St. Merryn stared at her mouth for several seconds, as though riveted. Then he gave his head a slight shake and frowned slightly. She got the impression that for some reason he was annoyed, not with her but with himself.
“If we are to achieve our objective of projecting an air of intimacy about our association,” he said dryly, “I think you must learn to call me Arthur.”
That would not be easy, she thought. There was a forbidding quality about him that would make such easy familiarity difficult.
I t was not until she was outside in the street, hurrying back to Mrs. Egan’s townhouse to give her the good news, that the qualm she had squelched earlier rose up once more to plague her.
It was not the earl’s formidable temperament or his bizarre plan to parade her in front of Society as his fiancée that worried her, she thought.
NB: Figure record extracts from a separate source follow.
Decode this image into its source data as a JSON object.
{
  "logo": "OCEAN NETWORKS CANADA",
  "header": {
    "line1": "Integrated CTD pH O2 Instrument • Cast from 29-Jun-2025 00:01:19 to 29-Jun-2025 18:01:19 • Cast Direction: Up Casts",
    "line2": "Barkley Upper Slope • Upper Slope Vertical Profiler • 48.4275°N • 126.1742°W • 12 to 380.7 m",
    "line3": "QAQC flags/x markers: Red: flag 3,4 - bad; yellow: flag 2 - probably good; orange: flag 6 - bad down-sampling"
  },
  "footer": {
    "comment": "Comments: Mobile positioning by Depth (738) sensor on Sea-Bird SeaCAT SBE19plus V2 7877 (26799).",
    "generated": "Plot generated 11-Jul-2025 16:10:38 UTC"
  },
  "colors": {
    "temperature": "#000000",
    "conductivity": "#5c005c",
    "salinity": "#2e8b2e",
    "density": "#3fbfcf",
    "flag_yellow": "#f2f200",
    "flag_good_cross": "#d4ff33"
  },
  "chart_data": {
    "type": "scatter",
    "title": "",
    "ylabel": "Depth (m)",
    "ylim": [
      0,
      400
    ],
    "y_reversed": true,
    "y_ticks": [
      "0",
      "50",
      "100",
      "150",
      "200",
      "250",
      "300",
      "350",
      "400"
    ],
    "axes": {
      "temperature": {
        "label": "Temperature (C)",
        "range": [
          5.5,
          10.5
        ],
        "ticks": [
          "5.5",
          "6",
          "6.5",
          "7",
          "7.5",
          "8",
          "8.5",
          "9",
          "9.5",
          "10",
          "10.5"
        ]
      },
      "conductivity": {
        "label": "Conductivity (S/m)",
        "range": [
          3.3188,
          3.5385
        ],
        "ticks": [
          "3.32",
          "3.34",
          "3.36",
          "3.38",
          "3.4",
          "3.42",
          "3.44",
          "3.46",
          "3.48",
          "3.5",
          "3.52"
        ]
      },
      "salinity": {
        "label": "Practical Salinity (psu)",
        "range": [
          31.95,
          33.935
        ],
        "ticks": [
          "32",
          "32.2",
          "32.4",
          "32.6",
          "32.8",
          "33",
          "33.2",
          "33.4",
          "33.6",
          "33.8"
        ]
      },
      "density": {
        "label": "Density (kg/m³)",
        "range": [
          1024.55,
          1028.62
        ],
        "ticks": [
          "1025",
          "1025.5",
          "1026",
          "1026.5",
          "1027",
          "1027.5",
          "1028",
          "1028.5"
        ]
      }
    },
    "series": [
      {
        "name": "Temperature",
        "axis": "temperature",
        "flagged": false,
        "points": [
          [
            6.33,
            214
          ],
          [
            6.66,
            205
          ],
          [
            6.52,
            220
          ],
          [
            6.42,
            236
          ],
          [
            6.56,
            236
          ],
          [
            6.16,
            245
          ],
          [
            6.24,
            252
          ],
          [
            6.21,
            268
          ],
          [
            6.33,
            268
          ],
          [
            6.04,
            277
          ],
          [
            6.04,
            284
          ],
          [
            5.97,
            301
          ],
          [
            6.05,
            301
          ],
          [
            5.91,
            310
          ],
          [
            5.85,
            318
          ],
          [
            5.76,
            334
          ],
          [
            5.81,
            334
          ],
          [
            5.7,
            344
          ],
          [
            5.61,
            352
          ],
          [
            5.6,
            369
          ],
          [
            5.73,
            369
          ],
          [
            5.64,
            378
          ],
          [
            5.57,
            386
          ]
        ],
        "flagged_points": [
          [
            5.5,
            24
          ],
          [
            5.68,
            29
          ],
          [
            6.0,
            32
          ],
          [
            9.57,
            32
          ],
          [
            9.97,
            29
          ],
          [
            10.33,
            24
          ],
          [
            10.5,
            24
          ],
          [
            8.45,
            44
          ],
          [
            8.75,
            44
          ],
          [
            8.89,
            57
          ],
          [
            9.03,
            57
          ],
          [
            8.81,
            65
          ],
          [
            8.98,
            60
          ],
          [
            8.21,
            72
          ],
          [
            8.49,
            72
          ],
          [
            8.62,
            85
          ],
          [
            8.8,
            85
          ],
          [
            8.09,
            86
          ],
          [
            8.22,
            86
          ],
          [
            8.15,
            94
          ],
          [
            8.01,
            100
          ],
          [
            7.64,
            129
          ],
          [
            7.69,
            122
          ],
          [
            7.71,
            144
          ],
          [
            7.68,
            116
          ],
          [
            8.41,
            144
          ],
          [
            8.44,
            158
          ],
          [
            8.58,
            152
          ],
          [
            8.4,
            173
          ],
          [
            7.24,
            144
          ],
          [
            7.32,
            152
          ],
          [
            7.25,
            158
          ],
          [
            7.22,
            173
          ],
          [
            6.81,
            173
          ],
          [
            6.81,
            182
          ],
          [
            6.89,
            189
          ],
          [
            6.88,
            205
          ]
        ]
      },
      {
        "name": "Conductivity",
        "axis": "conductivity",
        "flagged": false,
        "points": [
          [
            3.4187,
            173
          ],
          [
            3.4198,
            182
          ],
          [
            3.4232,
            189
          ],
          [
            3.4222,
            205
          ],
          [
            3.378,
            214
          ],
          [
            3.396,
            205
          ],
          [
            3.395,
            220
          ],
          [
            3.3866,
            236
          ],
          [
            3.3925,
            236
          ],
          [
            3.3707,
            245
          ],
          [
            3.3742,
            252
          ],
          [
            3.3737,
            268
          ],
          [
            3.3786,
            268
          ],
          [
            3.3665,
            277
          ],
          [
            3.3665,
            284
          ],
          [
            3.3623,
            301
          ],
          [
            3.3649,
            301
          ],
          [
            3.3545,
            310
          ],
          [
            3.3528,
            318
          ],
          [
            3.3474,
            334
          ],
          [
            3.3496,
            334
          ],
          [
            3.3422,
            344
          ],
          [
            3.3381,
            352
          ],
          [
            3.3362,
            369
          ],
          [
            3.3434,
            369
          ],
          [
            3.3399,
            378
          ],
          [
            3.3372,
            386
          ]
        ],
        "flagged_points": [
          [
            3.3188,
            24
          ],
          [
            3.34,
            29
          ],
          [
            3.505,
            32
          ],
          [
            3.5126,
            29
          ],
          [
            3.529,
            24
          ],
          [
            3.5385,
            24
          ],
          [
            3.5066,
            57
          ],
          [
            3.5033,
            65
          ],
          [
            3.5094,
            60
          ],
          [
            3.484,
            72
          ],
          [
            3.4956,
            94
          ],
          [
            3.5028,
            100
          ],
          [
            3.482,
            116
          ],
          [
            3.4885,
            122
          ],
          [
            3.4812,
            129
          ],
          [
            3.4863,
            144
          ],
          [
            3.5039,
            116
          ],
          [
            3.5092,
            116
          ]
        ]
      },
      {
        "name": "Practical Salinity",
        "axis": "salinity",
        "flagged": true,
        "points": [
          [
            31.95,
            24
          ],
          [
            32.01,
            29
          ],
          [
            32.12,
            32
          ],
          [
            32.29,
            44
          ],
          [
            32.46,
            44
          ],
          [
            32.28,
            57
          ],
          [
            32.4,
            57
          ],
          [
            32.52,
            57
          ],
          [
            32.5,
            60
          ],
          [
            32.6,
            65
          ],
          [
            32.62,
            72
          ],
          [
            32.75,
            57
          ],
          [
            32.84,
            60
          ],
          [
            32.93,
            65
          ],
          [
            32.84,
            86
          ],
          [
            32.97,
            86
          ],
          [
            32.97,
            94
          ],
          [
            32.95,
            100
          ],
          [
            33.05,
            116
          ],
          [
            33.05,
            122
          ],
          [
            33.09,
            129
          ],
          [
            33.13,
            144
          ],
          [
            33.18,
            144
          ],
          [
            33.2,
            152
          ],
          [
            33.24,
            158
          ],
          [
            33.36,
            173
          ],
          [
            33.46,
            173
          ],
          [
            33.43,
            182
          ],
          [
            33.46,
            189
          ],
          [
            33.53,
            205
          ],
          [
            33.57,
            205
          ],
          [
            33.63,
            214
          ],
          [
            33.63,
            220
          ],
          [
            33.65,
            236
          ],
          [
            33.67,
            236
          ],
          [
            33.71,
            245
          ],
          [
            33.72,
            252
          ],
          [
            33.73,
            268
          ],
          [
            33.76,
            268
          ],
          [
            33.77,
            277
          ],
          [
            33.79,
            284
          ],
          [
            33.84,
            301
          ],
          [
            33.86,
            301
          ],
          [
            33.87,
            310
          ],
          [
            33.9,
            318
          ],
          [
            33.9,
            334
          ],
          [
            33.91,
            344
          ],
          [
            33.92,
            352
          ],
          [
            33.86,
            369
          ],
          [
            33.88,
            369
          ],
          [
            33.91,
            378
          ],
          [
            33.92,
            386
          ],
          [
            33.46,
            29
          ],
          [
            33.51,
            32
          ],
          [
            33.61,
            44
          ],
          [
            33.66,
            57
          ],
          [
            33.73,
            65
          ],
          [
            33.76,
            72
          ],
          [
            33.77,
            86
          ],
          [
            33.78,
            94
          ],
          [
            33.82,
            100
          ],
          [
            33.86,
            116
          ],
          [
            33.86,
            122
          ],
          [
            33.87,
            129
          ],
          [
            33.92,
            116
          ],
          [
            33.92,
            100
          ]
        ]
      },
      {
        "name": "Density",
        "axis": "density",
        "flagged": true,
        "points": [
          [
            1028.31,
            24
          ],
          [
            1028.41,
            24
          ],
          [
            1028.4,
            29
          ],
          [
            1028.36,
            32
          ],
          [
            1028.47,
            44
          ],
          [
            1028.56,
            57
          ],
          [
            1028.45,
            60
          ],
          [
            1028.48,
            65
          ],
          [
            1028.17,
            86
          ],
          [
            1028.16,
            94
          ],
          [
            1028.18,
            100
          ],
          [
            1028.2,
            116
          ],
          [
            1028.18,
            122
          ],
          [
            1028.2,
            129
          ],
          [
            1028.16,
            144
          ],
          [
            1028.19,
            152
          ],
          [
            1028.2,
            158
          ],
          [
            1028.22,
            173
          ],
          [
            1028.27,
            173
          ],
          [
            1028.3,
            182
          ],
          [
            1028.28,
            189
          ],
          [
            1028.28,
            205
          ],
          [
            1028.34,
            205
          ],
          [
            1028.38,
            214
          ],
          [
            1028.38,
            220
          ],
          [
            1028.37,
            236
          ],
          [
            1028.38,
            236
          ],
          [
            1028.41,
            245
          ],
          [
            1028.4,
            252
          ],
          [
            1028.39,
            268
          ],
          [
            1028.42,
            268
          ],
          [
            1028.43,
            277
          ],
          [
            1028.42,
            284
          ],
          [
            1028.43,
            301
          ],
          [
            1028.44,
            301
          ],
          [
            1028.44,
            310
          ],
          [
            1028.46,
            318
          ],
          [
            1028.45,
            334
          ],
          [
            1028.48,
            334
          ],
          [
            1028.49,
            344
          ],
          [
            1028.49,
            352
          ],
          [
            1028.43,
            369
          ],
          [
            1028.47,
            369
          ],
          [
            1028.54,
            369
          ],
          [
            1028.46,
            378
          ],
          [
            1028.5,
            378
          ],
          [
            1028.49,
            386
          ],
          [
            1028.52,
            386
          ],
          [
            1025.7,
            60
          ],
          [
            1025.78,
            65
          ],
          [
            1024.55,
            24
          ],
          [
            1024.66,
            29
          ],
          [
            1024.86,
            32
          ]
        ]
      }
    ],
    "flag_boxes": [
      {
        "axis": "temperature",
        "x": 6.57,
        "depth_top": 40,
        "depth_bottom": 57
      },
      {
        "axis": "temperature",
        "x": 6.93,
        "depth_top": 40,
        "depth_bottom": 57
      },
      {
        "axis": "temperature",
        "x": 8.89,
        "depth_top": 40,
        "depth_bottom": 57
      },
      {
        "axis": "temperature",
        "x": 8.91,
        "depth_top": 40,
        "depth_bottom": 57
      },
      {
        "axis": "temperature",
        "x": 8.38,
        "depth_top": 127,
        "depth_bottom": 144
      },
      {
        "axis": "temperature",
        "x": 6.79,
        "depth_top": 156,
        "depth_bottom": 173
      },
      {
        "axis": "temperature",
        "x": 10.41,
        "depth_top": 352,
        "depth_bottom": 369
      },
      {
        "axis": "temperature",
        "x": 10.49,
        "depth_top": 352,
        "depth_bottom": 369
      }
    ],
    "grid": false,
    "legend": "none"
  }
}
She could deal with those things.
What made her uneasy about this too-good-to-be-true post was the fact that she was almost positive that St. Merryn had not told her the whole truth.
He was keeping secrets, she thought. Her intuition warned her that St. Merryn’s scheme involved something far more dangerous than a plan to put together an investment consortium.
But his private affairs were none of her concern, she concluded with rising excitement. The only thing that mattered to her was that if she successfully carried off the role St. Merryn had assigned to her, she would be well on her way to realizing her dream by the time he brought his little drama to a close.